A sales representative and a former president of a U.S.-based company are facing charges for their alleged roles in a scheme to corruptly secure business advantages from Venezuela’s state-owned and state-controlled energy company, PDVSA.

PDVSA has long been a vehicle for corruption and is at the center of numerous schemes designed to embezzle billions of dollars from PDVSA for the personal gain of corrupt Venezuelan officials and businessmen. For example, a 2014 currency exchange scheme was designed to embezzle and launder around $600 million from PDVSA, money obtained through bribery and fraud. By May 2015, the conspiracy had allegedly doubled in amount to $1.2 billion embezzled from PDVSA, according to the Department of Justice.

In the latest developments surrounding PDVSA, Rafael Enrique Pinto Franceschi and Franz Herman Muller Huber were charged in a five-count indictment returned in the Southern District of Texas on Feb. 21. The indictment was unsealed Feb. 26, when Pinto Franceschi and Muller Huber made their initial appearances before U.S. Magistrate Judge Jonathan Goodman of the Southern District of Florida.

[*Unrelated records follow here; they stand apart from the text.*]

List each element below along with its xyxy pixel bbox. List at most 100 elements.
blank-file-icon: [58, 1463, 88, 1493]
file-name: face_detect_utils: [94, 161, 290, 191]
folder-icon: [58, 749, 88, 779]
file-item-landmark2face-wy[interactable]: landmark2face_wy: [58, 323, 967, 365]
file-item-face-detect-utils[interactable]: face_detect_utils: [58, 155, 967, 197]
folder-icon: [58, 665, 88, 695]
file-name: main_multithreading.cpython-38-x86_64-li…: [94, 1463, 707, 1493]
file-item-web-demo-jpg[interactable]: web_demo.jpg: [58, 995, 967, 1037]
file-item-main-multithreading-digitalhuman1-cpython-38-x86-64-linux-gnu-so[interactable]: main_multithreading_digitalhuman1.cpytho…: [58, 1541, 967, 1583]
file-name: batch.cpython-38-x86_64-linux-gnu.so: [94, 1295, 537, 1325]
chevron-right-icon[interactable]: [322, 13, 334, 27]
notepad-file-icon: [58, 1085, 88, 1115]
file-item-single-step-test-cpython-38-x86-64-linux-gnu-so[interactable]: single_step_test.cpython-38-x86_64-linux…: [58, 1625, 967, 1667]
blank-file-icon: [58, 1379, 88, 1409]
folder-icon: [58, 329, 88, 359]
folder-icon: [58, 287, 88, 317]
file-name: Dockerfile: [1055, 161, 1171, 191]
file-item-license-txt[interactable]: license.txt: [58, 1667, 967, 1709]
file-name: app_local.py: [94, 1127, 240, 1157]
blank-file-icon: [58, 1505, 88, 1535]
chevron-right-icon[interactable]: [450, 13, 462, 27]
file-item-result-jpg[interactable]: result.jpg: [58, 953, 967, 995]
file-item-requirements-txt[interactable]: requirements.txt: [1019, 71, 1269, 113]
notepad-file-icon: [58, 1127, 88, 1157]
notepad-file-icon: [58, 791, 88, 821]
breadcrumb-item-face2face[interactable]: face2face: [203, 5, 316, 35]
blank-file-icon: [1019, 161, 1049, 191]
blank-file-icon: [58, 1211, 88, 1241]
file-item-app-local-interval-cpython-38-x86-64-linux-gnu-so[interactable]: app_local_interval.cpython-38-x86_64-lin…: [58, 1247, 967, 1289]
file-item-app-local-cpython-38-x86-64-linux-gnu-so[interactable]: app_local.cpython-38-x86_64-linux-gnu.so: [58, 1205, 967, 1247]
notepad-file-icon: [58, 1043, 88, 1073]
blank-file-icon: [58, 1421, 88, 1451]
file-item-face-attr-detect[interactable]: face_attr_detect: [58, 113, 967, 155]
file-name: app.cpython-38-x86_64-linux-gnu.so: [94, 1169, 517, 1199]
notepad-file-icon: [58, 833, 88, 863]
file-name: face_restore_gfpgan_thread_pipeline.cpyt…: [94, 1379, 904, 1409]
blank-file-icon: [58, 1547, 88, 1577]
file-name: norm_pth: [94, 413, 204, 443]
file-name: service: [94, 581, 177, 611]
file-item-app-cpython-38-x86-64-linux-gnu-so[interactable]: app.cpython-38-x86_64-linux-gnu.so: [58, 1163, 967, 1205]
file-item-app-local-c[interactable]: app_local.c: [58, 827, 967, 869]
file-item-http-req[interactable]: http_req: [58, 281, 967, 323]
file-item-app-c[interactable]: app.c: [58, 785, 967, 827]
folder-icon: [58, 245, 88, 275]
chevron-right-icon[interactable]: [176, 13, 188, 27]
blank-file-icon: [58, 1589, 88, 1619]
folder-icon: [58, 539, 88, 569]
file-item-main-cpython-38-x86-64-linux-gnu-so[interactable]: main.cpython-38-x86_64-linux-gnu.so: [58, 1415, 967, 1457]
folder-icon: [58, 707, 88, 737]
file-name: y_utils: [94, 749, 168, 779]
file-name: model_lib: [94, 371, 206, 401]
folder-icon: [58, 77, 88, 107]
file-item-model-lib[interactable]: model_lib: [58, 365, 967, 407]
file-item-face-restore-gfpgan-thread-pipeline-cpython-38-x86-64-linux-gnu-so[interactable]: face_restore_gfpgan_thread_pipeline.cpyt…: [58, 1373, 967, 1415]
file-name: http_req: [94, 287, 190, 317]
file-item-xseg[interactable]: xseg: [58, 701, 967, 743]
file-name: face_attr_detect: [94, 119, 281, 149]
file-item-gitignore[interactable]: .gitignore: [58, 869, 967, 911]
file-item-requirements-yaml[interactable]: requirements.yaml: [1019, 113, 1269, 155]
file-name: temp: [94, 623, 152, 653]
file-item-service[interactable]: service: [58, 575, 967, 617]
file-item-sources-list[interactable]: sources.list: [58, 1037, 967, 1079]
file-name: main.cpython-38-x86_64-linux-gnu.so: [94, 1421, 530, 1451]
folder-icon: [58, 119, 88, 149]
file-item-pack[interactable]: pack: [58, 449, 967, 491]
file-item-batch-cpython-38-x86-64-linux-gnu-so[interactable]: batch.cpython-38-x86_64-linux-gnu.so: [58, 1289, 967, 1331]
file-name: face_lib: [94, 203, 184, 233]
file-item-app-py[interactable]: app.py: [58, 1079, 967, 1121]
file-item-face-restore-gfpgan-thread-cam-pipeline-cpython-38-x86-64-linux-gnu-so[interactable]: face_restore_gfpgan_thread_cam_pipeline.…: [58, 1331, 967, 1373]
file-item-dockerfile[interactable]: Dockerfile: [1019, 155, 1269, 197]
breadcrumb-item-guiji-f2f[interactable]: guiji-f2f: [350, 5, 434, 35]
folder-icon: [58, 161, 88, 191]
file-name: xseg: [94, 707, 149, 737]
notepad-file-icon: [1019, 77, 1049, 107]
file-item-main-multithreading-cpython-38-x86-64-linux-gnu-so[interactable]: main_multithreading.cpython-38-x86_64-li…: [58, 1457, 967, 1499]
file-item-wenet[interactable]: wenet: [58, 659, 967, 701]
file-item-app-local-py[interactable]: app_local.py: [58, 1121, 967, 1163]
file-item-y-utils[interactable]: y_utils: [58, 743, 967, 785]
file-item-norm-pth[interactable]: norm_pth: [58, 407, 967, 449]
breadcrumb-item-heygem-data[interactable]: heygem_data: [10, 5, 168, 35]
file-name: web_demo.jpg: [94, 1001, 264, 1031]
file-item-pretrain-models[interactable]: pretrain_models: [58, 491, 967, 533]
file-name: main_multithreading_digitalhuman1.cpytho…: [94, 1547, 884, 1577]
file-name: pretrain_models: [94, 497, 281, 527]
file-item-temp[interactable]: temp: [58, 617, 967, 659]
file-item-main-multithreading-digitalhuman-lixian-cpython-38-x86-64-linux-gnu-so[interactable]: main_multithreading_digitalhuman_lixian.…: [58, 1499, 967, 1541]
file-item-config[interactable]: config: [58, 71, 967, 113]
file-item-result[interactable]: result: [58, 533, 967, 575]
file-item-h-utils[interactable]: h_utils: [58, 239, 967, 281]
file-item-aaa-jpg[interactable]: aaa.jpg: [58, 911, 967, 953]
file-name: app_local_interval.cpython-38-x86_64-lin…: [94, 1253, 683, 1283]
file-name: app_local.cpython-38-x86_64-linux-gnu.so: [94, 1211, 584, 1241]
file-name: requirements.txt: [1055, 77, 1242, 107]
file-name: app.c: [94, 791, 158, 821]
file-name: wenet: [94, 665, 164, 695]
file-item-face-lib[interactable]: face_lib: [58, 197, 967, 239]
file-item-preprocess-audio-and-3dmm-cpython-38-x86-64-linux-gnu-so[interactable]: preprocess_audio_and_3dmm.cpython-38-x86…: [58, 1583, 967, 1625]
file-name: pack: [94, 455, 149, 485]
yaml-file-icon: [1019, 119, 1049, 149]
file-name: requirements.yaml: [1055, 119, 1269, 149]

Pinto Franceschi and Muller Huber are each charged with one count of conspiracy to violate the Foreign Corrupt Practices Act, one count of conspiracy to commit wire fraud, two counts of wire fraud, and one count of conspiracy to launder money.

The indictment alleges that beginning in or around 2009 and continuing through at least 2013, Pinto Franceschi, a sales representative for a PDVSA supplier, and Muller Huber, president of “Company A,” conspired with others to bribe three PDVSA officials in exchange for assistance in connection with PDVSA business. According to the indictment, PDVSA officials allegedly assisted Company A in obtaining additional PDVSA contracts, inside information, and payment on past due invoices in exchange for bribe payments.

The Department of Justice does not identify Company A. Muller Huber’s LinkedIn profile shows that he is president of Venequip Machinery Sales Corp. (a shady looking supplier of industrial equipment, whose business page directs you to a construction magazine Website).

The indictment alleges that when Company A received a payment from PDVSA, “Pinto would alert one of the PDVSA officials who would, in turn, create a fictitious invoice from a Panamanian shell company charging Company A three percent of whatever payment Company A had received from PDVSA and directing Company A to send payment to a Swiss bank account. According to the charges, the false invoice would be sent to Muller, who would ensure that the invoices were paid.

The wire fraud charges against Pinto and Muller are based on allegations that, in addition to directing Company A money to the three PDVSA officials to benefit Company A, Pinto and Muller received kickbacks in connection with the scheme. In total, Pinto is alleged to have received over $985,000 in kickback payments, and Muller over $258,000.

Two of the three officials that Pinto and Muller are accused of bribing—Jose Camacho and Ivan Guedez, both of Houston—have already pleaded guilty in connection with the case and are pending sentencing.”

With the unsealing of the indictment on Feb. 26, the Justice Department has announced charges against 21 individuals, 15 of whom have pled guilty, as part of a larger, ongoing investigation by the U.S. government into bribery at PDVSA.